Saturday, 25 February 2012

Lost on Halong Bay 23rd February 2012

Halong bay...Lost

9am and finally get going after a roundup of passengers from nearby hotels. The guide rambles on as the mini bus trundles over the red river towards Halong, somewhere South of Hanoi. Something about going up a mountain, and a mountain descending into the bay. I think he was trying to explain the origins of the name, Halong. Anyway, a quick history lesson, and time for a nap  - looks like most are already taking a nap. Over the Vietnamese version of Spaghetti junction and traffic heading for Hanoi is tailing back someway.

The scene is of industrial zones and giant factory complexes with housing blocks attached. Plenty of electronics, garments, instant noodles and steel factories. Weather is misty, quite poor visibility at times, dampness in the air, but at least it's not freezing cold. Pit stop is at a giant warehouse of expensive crafts. They offer free shipping to any country.
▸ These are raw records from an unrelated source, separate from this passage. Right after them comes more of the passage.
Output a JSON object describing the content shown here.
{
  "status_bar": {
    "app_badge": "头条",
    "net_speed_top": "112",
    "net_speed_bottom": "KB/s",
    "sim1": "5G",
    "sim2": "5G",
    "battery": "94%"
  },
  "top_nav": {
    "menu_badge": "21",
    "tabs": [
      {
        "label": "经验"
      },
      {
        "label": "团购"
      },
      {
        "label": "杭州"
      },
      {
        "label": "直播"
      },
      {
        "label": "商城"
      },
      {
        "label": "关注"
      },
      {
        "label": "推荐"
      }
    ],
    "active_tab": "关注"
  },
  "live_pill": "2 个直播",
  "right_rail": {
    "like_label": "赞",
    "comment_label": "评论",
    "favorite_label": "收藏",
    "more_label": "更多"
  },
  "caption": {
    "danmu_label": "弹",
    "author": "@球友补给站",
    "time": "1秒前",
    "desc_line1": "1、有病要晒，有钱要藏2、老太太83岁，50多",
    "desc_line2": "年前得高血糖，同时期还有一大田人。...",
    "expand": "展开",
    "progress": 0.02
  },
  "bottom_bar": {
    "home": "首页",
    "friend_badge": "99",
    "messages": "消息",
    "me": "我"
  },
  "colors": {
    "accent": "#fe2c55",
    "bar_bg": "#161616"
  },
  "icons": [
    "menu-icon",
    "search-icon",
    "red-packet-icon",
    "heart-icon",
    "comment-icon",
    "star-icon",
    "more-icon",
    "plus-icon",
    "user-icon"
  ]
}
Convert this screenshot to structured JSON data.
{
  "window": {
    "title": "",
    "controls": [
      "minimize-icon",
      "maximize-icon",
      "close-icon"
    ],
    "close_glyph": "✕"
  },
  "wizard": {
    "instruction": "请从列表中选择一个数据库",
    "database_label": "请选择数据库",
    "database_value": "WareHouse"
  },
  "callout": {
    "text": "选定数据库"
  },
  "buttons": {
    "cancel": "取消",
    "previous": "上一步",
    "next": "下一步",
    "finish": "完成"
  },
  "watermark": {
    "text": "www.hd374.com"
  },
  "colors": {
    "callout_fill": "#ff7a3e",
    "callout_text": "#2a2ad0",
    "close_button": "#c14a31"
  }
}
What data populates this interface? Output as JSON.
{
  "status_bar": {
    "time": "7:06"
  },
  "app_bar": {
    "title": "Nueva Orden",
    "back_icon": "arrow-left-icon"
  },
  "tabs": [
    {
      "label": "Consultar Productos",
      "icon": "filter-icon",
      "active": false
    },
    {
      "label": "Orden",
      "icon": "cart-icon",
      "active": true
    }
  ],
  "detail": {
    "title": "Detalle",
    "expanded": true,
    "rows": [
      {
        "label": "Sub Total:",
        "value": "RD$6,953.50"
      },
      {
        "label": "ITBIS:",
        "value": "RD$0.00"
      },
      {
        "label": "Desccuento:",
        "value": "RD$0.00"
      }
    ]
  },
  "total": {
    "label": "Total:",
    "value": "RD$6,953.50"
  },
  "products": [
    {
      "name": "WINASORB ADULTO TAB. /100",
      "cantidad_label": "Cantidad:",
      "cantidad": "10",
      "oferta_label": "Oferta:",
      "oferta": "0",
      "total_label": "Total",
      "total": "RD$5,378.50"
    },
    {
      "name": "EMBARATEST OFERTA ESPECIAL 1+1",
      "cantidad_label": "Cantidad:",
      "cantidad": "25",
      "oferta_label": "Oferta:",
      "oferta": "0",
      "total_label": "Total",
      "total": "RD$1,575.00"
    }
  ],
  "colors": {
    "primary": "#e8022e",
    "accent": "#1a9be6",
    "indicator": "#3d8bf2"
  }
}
Have to smile, imagining scenes of frantically trying track down missing goods.

Total journey time should be 3 1/2 hours according to the guide, so another 2 hours from here. It's a rural scene, rice fields below hills and mountains on the left that are just shadows in the gloom.

Halong city is situated compactly at the base of some hills. About Half a dozen expensive looking hotels are on the road approaching the tourist quay in an area that is obviously a tourist development. Tourist boats are queueing up to load and unload passengers from the quayside, with about a hundred or so anchored in the harbour. Halong 17 is our boat for the next few hours, sailing In between the thousands of islands and rock formations that draw millions of tourists here each year.  Weather is still over cast, and misty as the boat sets sail along with all the others.

10 minutes of sailing and thick fog has descended. Hailong 17 continues sailing gradually loosing sight of the other vessels. The boat slows, eventually stops, engines off, all is quiet. An eery silence for a few moments then, "We are lost"', announces the tour guide. The idea is to stay here and have lunch hoping the fog might clear later. An hour later and its obvious the boat isn't going anywhere, and the fog is even thicker. A mutiny erupts among the passengers as it transpires the boat has no navigation aids, radar or Gps, not on these boats. Add to this a rather mediocre lunch with drinks costing extra and there are a few unhappy passengers. Consensus of opinion right now is that the boat operators are stringing out the tour to justify a no refund policy - deal with that issue later!

Boats can heard close by, as the Hailong 17 flounders in still waters, not a breath of wind. A boat is spotted, another tourist boat. Engine bursts into life and follows it, only problem is the boat ahead is to fast. Eventually we all loose sight of our only hope of getting back, engines off, an eery silence once again and dismay from the passengers. A light hearted moment as British chap produces a compass, purchased in Poundland as suggests this should be given to the captain.

45 minutes and another boat passes, rather close to the stern actually, but they seem more sympathetic to our plight and slow enough to remain in sight back to the quayside. Fog clears as the boat approaches land, can put the life jackets away now. Another 3 1/2 hours back to Hanoi via the pit stop.

Given that the Vietnamese attitude towards tourists is somewhat less than the standards experienced elsewhere in the world, no one holds much hope of any refund, but going to try anyway. At least the tour guide returned our receipts, after considerable pressure from everyone, I hasten to add. Discussing the situation, transpires others paid considerably more for the same trip. Two Aussie ladies were charged 39 us$ each, whilst others averaged 20-25 us $. So, for my 16 $ I saw plenty of countryside, a few hundred tourist boats and went for a little ride on the ocean!

Back in Hanoi and straight to the ticket desk. After much heated discussion, ending with a threat to contact the ministry of tourism, a small refund was given - $3 take it or leave it, so I took it. At least I lived to tell the tale and have another go later - after all, that's really the main reason why people come to Hanoi, Halong bay is an awesome sight supposedly.